To make generating the ComponentRegistration objects easier, the static method registerRenderer
and the link-redux register
function have been added, but they all boil down to generating an array of ComponentRegistration objects which can be indexed by the ComponentStore.
Though everything could be done in a view, or even declaratively (especially with a server executing the logic), link provides middleware where common logic can be abstracted to.

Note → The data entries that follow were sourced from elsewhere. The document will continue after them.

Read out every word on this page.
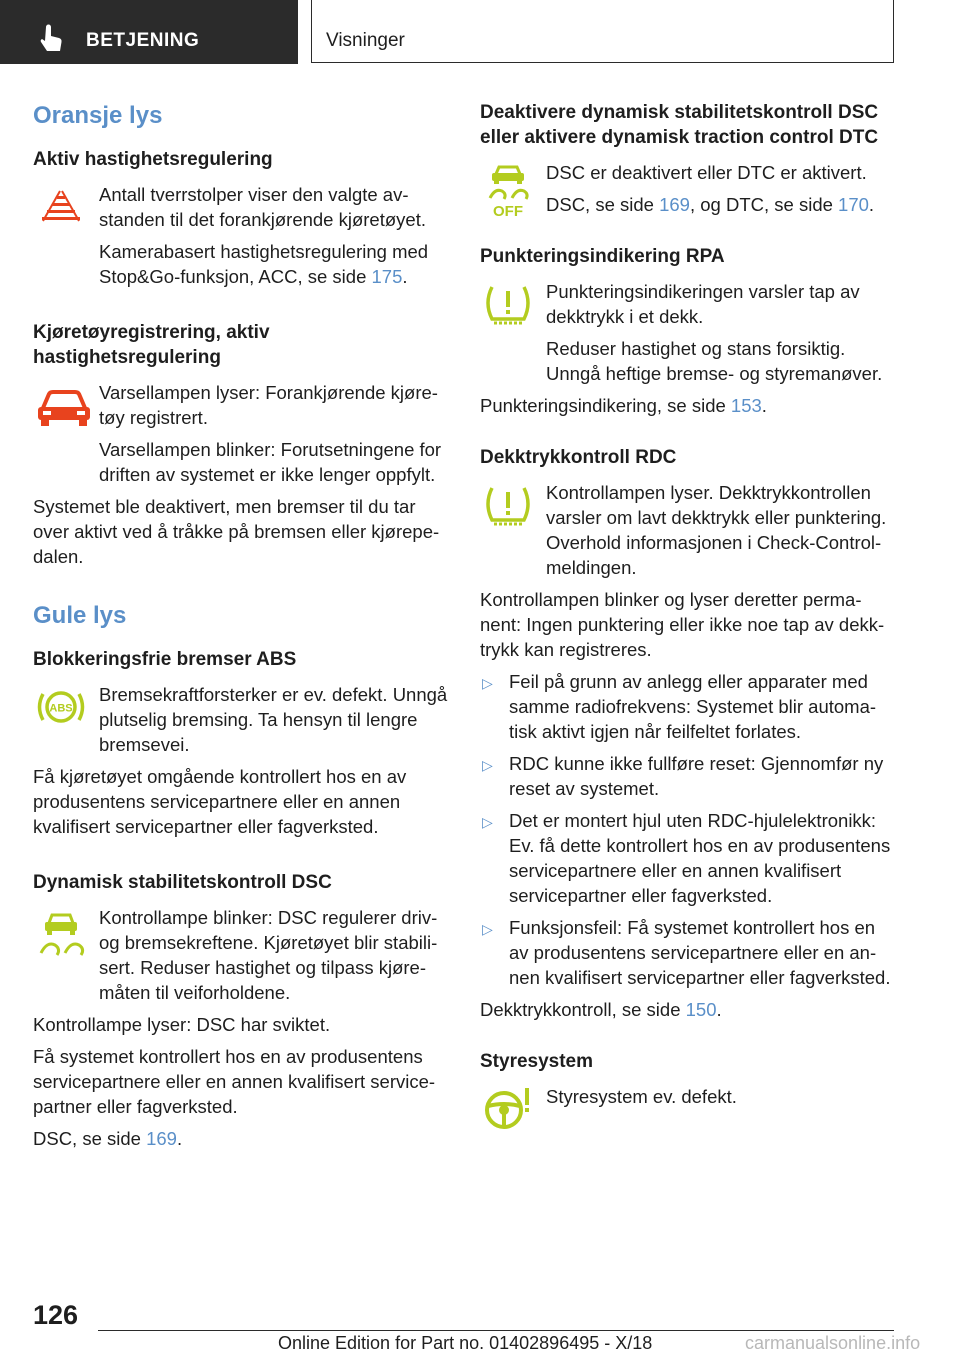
BETJENING	Visninger
Oransje lys
Aktiv hastighetsregulering

Antall tverrstolper viser den valgte avstanden til det forankjørende kjøretøyet.

Kamerabasert hastighetsregulering med Stop&Go-funksjon, ACC, se side 175.

Kjøretøyregistrering, aktiv hastighetsregulering

Varsellampen lyser: Forankjørende kjøretøy registrert.

Varsellampen blinker: Forutsetningene for driften av systemet er ikke lenger oppfylt.

Systemet ble deaktivert, men bremser til du tar over aktivt ved å tråkke på bremsen eller kjørepedalen.

Gule lys
Blokkeringsfrie bremser ABS
ABS

Bremsekraftforsterker er ev. defekt. Unngå plutselig bremsing. Ta hensyn til lengre bremsevei.

Få kjøretøyet omgående kontrollert hos en av produsentens servicepartnere eller en annen kvalifisert servicepartner eller fagverksted.

Dynamisk stabilitetskontroll DSC

Kontrollampe blinker: DSC regulerer driv- og bremsekreftene. Kjøretøyet blir stabilisert. Reduser hastighet og tilpass kjøremåten til veiforholdene.

Kontrollampe lyser: DSC har sviktet.

Få systemet kontrollert hos en av produsentens servicepartnere eller en annen kvalifisert servicepartner eller fagverksted.

DSC, se side 169.

Deaktivere dynamisk stabilitetskontroll DSC eller aktivere dynamisk traction control DTC
OFF

DSC er deaktivert eller DTC er aktivert.

DSC, se side 169, og DTC, se side 170.

Punkteringsindikering RPA

Punkteringsindikeringen varsler tap av dekktrykk i et dekk.

Reduser hastighet og stans forsiktig. Unngå heftige bremse- og styremanøver.

Punkteringsindikering, se side 153.

Dekktrykkontroll RDC

Kontrollampen lyser. Dekktrykkontrollen varsler om lavt dekktrykk eller punktering. Overhold informasjonen i Check-Control-meldingen.

Kontrollampen blinker og lyser deretter permanent: Ingen punktering eller ikke noe tap av dekktrykk kan registreres.

▷ Feil på grunn av anlegg eller apparater med samme radiofrekvens: Systemet blir automatisk aktivt igjen når feilfeltet forlates.
▷ RDC kunne ikke fullføre reset: Gjennomfør ny reset av systemet.
▷ Det er montert hjul uten RDC-hjulelektronikk: Ev. få dette kontrollert hos en av produsentens servicepartnere eller en annen kvalifisert servicepartner eller fagverksted.
▷ Funksjonsfeil: Få systemet kontrollert hos en av produsentens servicepartnere eller en annen kvalifisert servicepartner eller fagverksted.

Dekktrykkontroll, se side 150.

Styresystem

Styresystem ev. defekt.

126
Online Edition for Part no. 01402896495 - X/18	carmanualsonline.info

Tiny example: solid middleware
Medium example: Bookmarks manager
The middleware consists of two parts; the middleware stack and the action creators.
The middleware stack works like a normal middleware stack, where the event is passed at the top and cascades down each layer until a function resolves to a value. Events are started when calling exec
on the LinkedRenderStore, with the first argument being a NamedNode
of the action to be executed, and a possible second argument for carrying information which can't be (properly) serialized into an IRI or resource.
Each middleware will catch events which they know how to process and execute some logic which (usually) changes state, after which the application will update.
Views can execute any action they want by constructing the appropriate resource and requesting the LinkedRenderStore to execute it, but this can become somewhat tiresome. That's why each middleware can provide convenience functions to help views setup and execute those actions.
For example, the createBookmark
action creator takes three arguments (the bookmark list resource, the page to bookmark, and a title). Since this is an easy action (without server logic as well), it serializes the intended action to a single IRI which describes the intended action in full. It then calls the store to dispatch the action.
When the next cycle is ready, the action will be sent through the middleware stack until it hits the create handler in the bookmarks middleware. The middleware calculates a linked delta and asks the system to apply the changes locally, after which it saves the local representation to the pod and resolves the promise with the IRI of the created bookmark.
Link-lib contains its own rule based inference engine, the Schema.
Note that even though ontological statements are just data, the LinkedRenderStore exposes a separate method for adding data that should be used to reason with. This was done for performance reasons, mainly to prevent unnecessary view-lookup cache clears when loading a resource. Though this might be enabled by default in a future update.
The layers below the LinkedRenderStore implement most of the logic for the above. The wrapper around rdflib.js, RDFStore tracks changes in the data and is able to process linked-deltas.